The first type of data we have is organizational data, or data that’s internal to your company. Within your organization, you likely have lots of documentation, processes and information about different facilities, factories and warehouses. You might have an organizational hierarchy, not just in terms of people management but also in terms of how departments or lines of business fit together and interact.
KPIs and reports are also quite important. It’s where many impactful decisions are made. In this way, it’s helpful to understand how that data is generated and where it comes from.
Organizational data also includes your systems, databases and IT infrastructure – anywhere in which data and documentation are held.
Next, we have product data , which is information on what you make and sell. This includes documentation, processes for how you deal with customer contacts and claims, and how you build your products.
Product data also includes product details: everything about the product that you or your customer might want to know. Additionally, you might have a product hierarchy – families of products or brands – in which you have quite a complex setup between your products.
Then there’s bills of materials (BOM), which could almost be a category in itself. If you wanted to draw a BOM, which includes all the components and how they fit together, it would naturally form a graph. We have bills of materials alongside the products that help you keep track of the materials that go into your various products. Of course, there can be multiple BOMs. Quite a lot of data can be held in there.

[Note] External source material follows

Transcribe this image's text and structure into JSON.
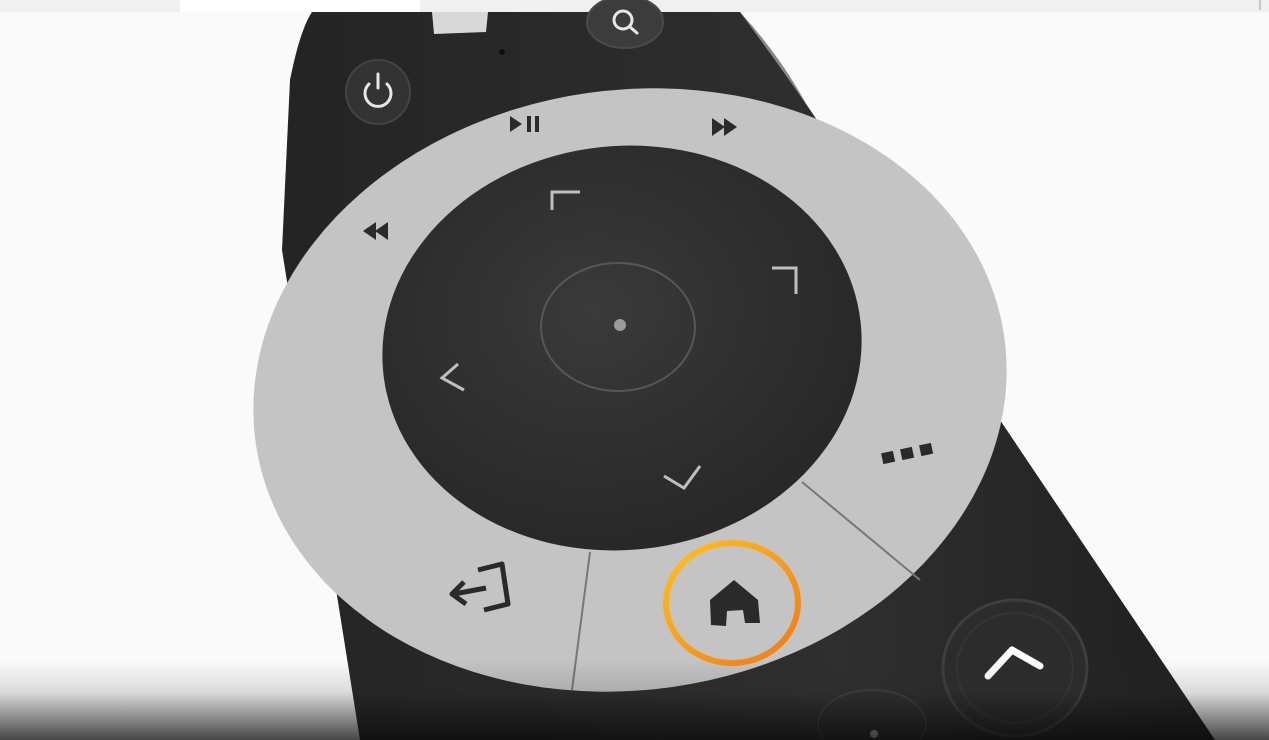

We also have customer data, which can be a little tricky. Since many customers come through dealers, most automotive companies don’t have a direct relationship with many of their customers. However, we’ll look at whatever data you do have about customers – which could include personal or corporate data – as well as the relationships between your customers.
Next, we have third-party data. This includes dealer data, or data about your partners and the dealer network you work with, as well as social media posts and other public information from Instagram, Twitter and Facebook. Third-party data also includes market data, which covers data about your competitors, press releases, news stories, information about your suppliers, macroeconomic data and tariff information.
Then we’ve separated out some specific event data, which are things that happen in time. You might have sensor/telematics data, which is only growing as the concept of IoT and attaching sensors to everything takes off. Every time you or your dealers interact with a vehicle, you might have a chance to obtain some of the sensor/telematics data. Event data also includes individual warranty claims, which would come through the dealer. Additionally, this includes customer contact, such as calls to your call center, emails or individual contacts between you and your customers.
Finally, we have supply chain data. This might be information about your suppliers, about where you buy raw materials or parts. This also includes logistics data – how these things move about, what your options are, how long they take and what the cost is. Additionally, I’ve included inventory data, which is data you have about the parts or materials in inventory.
This isn’t a comprehensive list of all the data a manufacturing or automotive company might have. However, it’s certainly indicative, and provides us enough information to then drill into an example of how we might be able to combine these different pieces of data in a graph to achieve certain use cases.
Now we’ll delve into a few specific graph use cases within the automotive industry. We’ll look at supply chain management, warranty analytics, customer 360 and knowledge graph examples.
Supply Chain Management
We’ll start with a supply chain use case, specifically looking at some of the ways we can combine the data we’ve already talked about to manage our supply chain, obtain an overview of and interact with that data to make decisions.
In the yellow, we have information about suppliers, from whom we buy components. We also see the components’ costs and shipping options. Here, we already have inventory in facility A and B. When we look closely at the relationships, we also see that the component we’re talking about here is the same as
Another Component. You might have different names for these components because they come from different suppliers, but the form fit function is the same and can be used interchangeably.
In the middle of the graph, we have a basic way of demonstrating a BOM. As you can see, we have a
Component that’s part of an
Assembly. It’s likely much deeper in a real BOM, but this gives you a feel for how you might take individual components, combine them and work your way up the tree. It’ll also help you understand how many orders you’ve already taken and vehicles you’ve already sold include the component, which brings us deeper into our product data set.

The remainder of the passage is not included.